The original question was to see if there’s a Divvy station every 300 meters (or 500 meters in outlying areas and areas of lower demand). Nope. Only 34 of 300 stations, 11.3%, have a nearby station no more than 300 meters away. 183 stations have a nearby station no further than 500 meters – 61.0%. (You can duplicate these findings by looking at the second dataset.)

Concluding thoughts

ITDP’s bike-share planning guide says that “residential population density is often used as a proxy to identify those places where there will be greater demand”. Job density and the cluster of amenities should also be used, but for the purposes of my analysis, residential density is an easy datum to grab.

It appears that stations in Woodlawn, Washington Park, and Hyde Park west of the Metra Electric line fare the worst in station connectivity. The 60637 ZIP code (representing those neighborhoods) contains half of the least-connected stations and has a residential density of 10,468.9 people per square mile while 60642, containing 3 of the 7 best-connected stations, has a residential density of 11,025.3 people per square mile.

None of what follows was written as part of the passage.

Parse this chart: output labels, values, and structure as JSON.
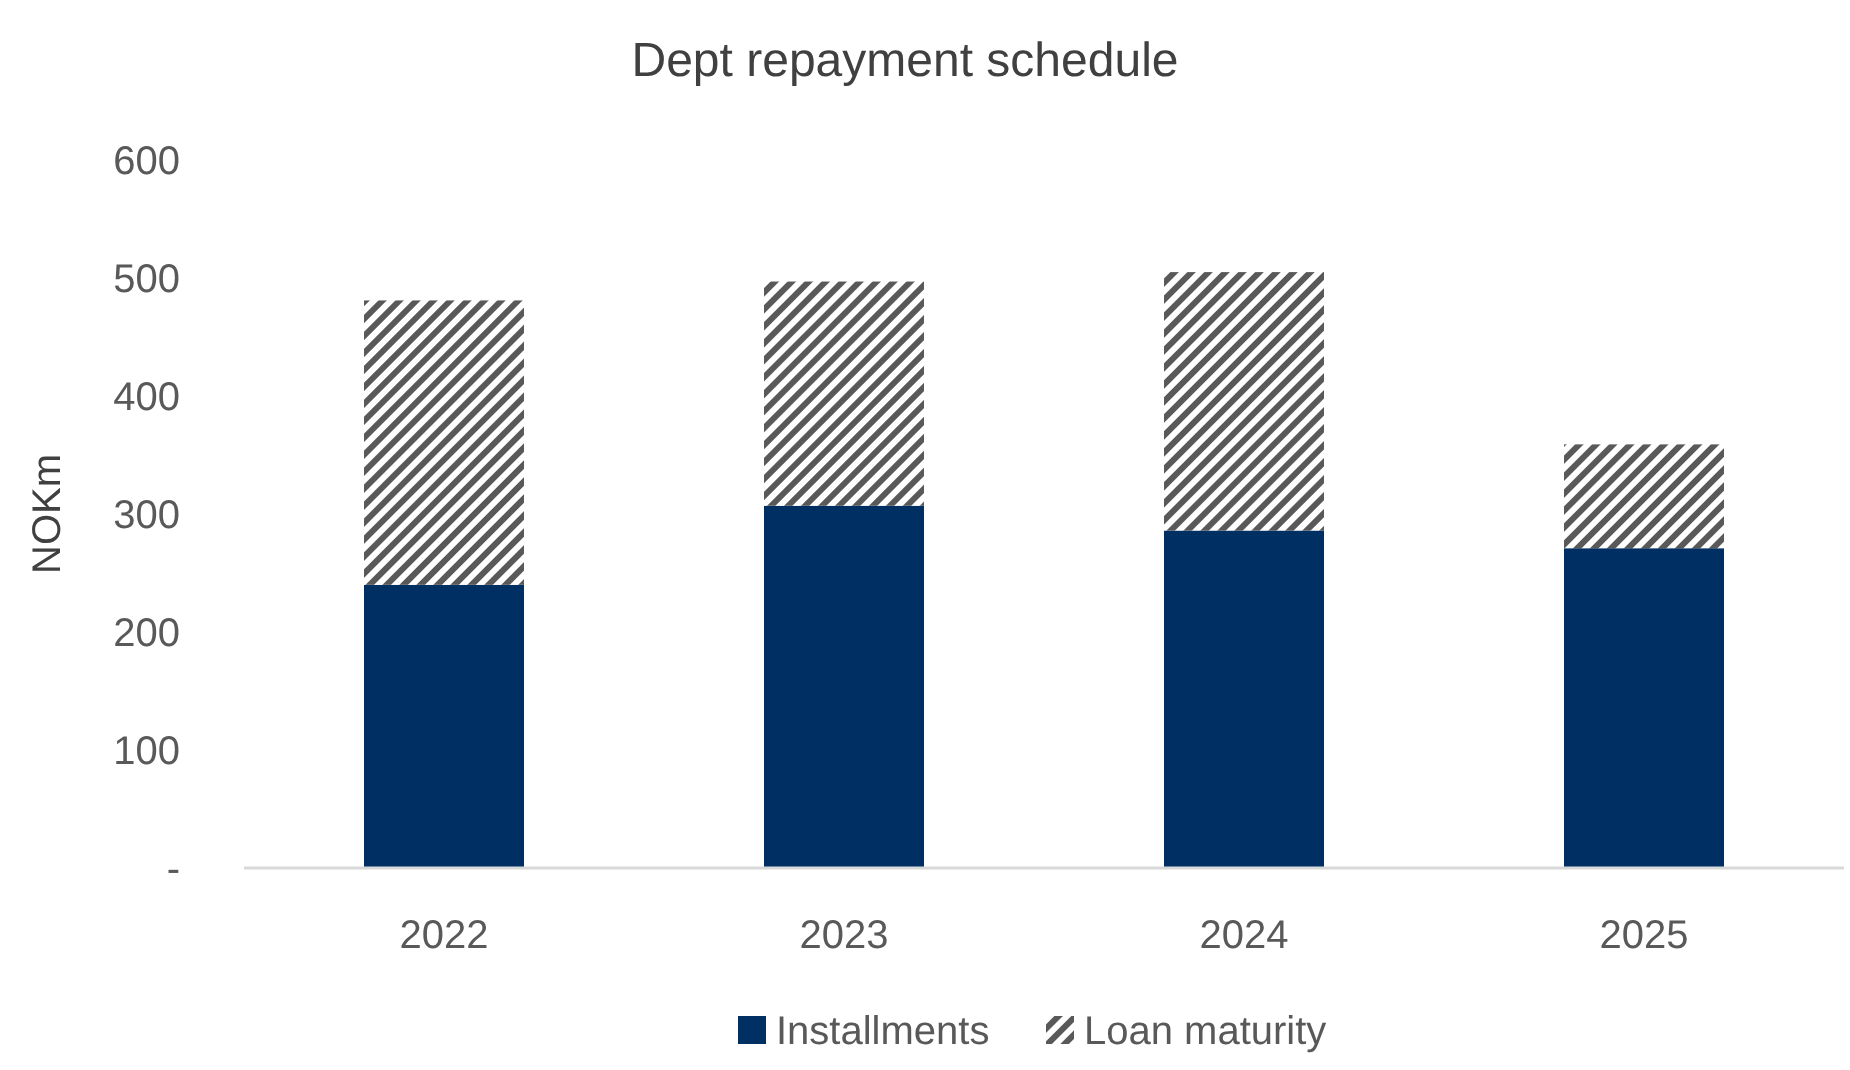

There’s a small difference in density but an enormous difference in station connectivity.

However, I haven’t looked at the number of stations per square mile (again, I don’t know the originally planned coverage area), nor the rise or drop in residential density in adjacent ZIP codes.

There are myriad other factors to consider, as well, including – according to ITDP’s report – current bike mode share, transit and bikeway networks, and major attractions. It recommends using these to create a “demand profile”.

Station density is important for user convenience, “to ensure users can bike and park anywhere” in the coverage area, and to increase market penetration (the number of people who will use the bike-share system). When Divvy and the Chicago Department of Transportation add 175 stations this year – some for infill and others to expand the coverage area – they should explore the areas around and between the stations that were ranked with the lowest connectivity to decrease the average distance to its nearby stations and to increase the number of stations within 2.5 miles (the 12 MPH average, 30-minute riding distance).

N.B. I was going to make a map, but I didn’t feel like spending more time combining the datasets (I needed to get the geographic data from one dataset to the other in order to create a symbolized map).